We'll have to see what happens in the future, but I don't think they're going to select me.

Johnny Sexton continued to be selected during his two-year stint at Racing and Tommy Bowe played for Ireland when he was with Ospreys, but Munster's Tadhg Beirne - despite a number fine performances in a two-year spell at Scarlets - did not get his first international cap until he returned to Ireland in 2018.

"Maybe because Johnny was out-half, he was more important but it seems to have suddenly changed now that I've come," Zebo said.

"It's a bit disappointing and I wouldn't be a big supporter of what they're doing with that rule but it is what it is - and I just have to continue playing here and being happy, and see what happens."

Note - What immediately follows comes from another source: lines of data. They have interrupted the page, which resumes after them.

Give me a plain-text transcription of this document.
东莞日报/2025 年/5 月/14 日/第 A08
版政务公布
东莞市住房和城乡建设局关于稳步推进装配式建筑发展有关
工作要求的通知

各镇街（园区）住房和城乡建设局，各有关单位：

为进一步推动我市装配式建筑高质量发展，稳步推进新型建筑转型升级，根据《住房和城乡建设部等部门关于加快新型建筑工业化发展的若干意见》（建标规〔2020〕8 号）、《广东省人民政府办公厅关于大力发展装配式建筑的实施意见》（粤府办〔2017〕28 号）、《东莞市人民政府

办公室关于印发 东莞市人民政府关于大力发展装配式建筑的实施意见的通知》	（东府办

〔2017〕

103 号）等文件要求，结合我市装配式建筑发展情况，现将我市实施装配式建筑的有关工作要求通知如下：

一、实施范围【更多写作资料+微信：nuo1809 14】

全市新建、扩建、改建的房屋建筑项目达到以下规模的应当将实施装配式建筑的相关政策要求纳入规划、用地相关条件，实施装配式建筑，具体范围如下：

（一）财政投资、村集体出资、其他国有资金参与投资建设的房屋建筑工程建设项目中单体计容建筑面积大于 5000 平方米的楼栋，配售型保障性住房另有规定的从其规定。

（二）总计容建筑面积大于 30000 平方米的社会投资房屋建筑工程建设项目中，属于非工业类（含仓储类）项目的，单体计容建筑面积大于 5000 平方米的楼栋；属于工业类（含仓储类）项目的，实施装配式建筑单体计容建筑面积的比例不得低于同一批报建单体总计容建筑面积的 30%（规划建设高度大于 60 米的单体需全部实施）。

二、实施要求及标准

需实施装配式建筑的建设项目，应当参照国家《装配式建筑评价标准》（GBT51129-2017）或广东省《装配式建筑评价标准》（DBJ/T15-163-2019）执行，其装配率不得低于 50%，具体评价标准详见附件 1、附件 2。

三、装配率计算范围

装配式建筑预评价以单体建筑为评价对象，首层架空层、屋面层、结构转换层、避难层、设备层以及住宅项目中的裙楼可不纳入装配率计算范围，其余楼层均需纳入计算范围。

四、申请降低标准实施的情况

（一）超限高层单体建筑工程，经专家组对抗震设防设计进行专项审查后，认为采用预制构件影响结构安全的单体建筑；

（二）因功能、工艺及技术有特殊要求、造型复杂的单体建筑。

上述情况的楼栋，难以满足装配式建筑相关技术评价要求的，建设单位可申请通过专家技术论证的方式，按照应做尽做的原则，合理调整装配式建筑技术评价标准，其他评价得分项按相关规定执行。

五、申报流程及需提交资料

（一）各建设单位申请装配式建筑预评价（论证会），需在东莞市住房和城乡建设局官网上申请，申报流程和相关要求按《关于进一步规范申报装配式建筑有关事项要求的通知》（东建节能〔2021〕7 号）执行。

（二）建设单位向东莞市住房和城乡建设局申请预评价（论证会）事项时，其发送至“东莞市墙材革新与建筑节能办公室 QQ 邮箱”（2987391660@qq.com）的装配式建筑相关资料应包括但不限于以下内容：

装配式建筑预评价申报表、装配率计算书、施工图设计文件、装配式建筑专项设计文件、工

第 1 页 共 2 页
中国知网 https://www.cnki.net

Looking ahead to Saturday's Six Nations' match in Paris, Zebo said that France needed to be effective at the breakdown - an area where they were not always successful against Wales - if they are to beat Ireland.

"The breakdown will be very important for France," he said. "They will need to get very fast ball so that Ireland's defence doesn't have too much time to put pressure on [Antoine] Dupont, [Romain] Ntamack and [Virimi] Vakatawa.

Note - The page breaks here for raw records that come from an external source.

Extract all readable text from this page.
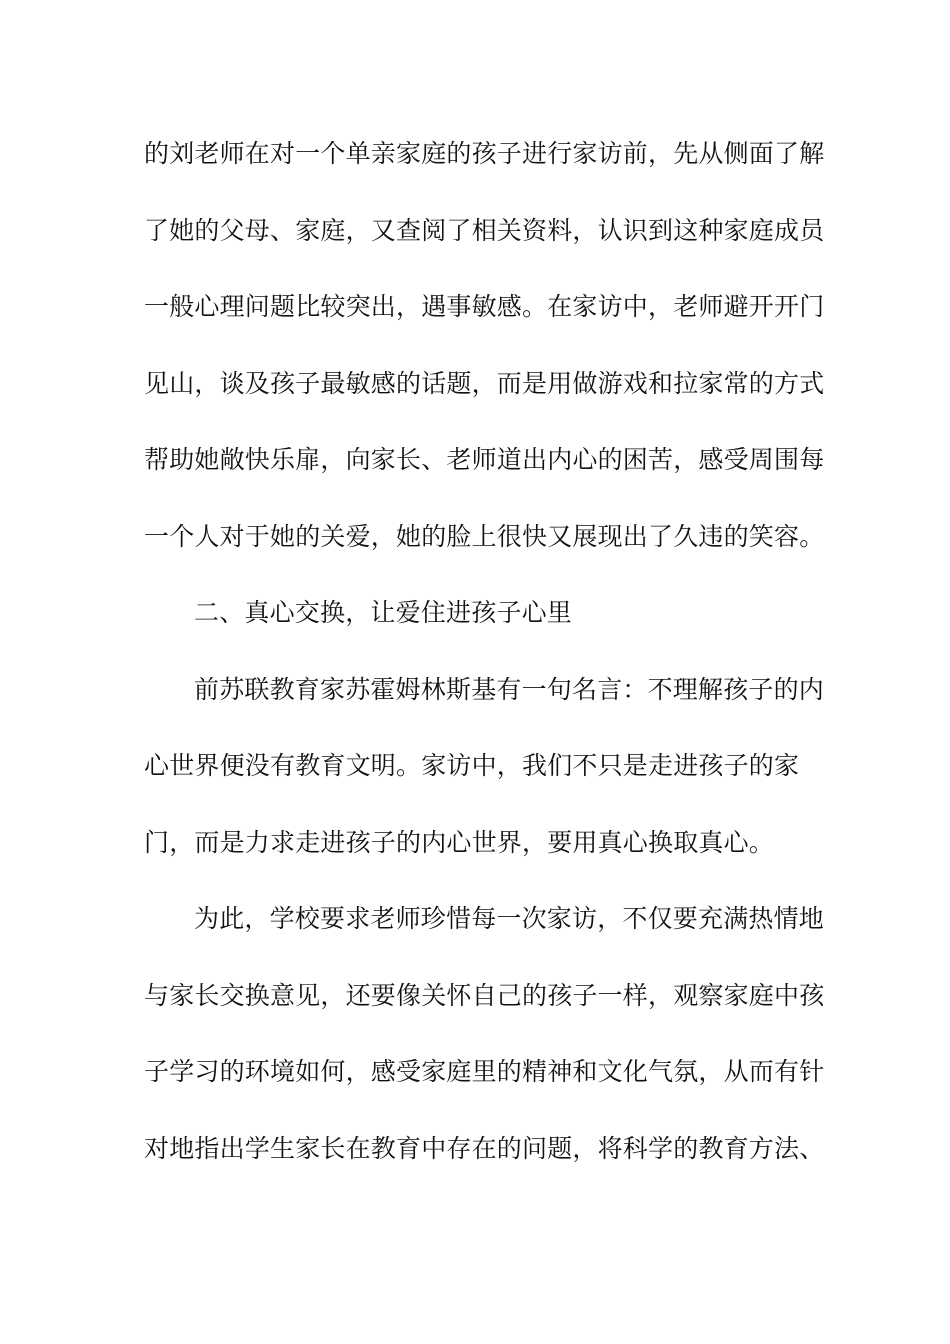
的刘老师在对一个单亲家庭的孩子进行家访前，先从侧面了解
了她的父母、家庭，又查阅了相关资料，认识到这种家庭成员
一般心理问题比较突出，遇事敏感。在家访中，老师避开开门
见山，谈及孩子最敏感的话题，而是用做游戏和拉家常的方式
帮助她敞快乐扉，向家长、老师道出内心的困苦，感受周围每
一个人对于她的关爱，她的脸上很快又展现出了久违的笑容。
二、真心交换，让爱住进孩子心里
前苏联教育家苏霍姆林斯基有一句名言：不理解孩子的内
心世界便没有教育文明。家访中，我们不只是走进孩子的家
门，而是力求走进孩子的内心世界，要用真心换取真心。
为此，学校要求老师珍惜每一次家访，不仅要充满热情地
与家长交换意见，还要像关怀自己的孩子一样，观察家庭中孩
子学习的环境如何，感受家庭里的精神和文化气氛，从而有针
对地指出学生家长在教育中存在的问题，将科学的教育方法、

"The speed of the breakdown will be very important - Ireland have some very good players over the ball. These players can slow down France's ball. If France can have a good breakdown they'll be very dangerous."

It has been noted that France also occasionally struggled under the high ball - a favoured tactic of Ireland in recent years. Conor Murray has, in particular, been labelled 'boring' for repeatedly putting boot to ball.

But Zebo warned against taking Ireland's scrum-half for granted. "He's a very exciting player - he just does what he's told to do.

"He'll get the blame for coaches' decisions, so if a coach tells him 'kick the ball, kick the ball, kick the ball', Conor has to do what he's told because that's the way the team wants to play.

"I would say the coaches would be to blame if Conor's boring. He's not boring at all. He's an excellent player with, probably the best pass in world rugby.

He's a big, physical guy, so he's a threat around the ruck and defensively there's nobody better.

And he said most of France's hopes on Saturday rest on four players - Racing teammate Vakatawa, the halfback pair Dupont and Ntamack and captain Charles Ollivon:

"Usually if those guys play well, France win."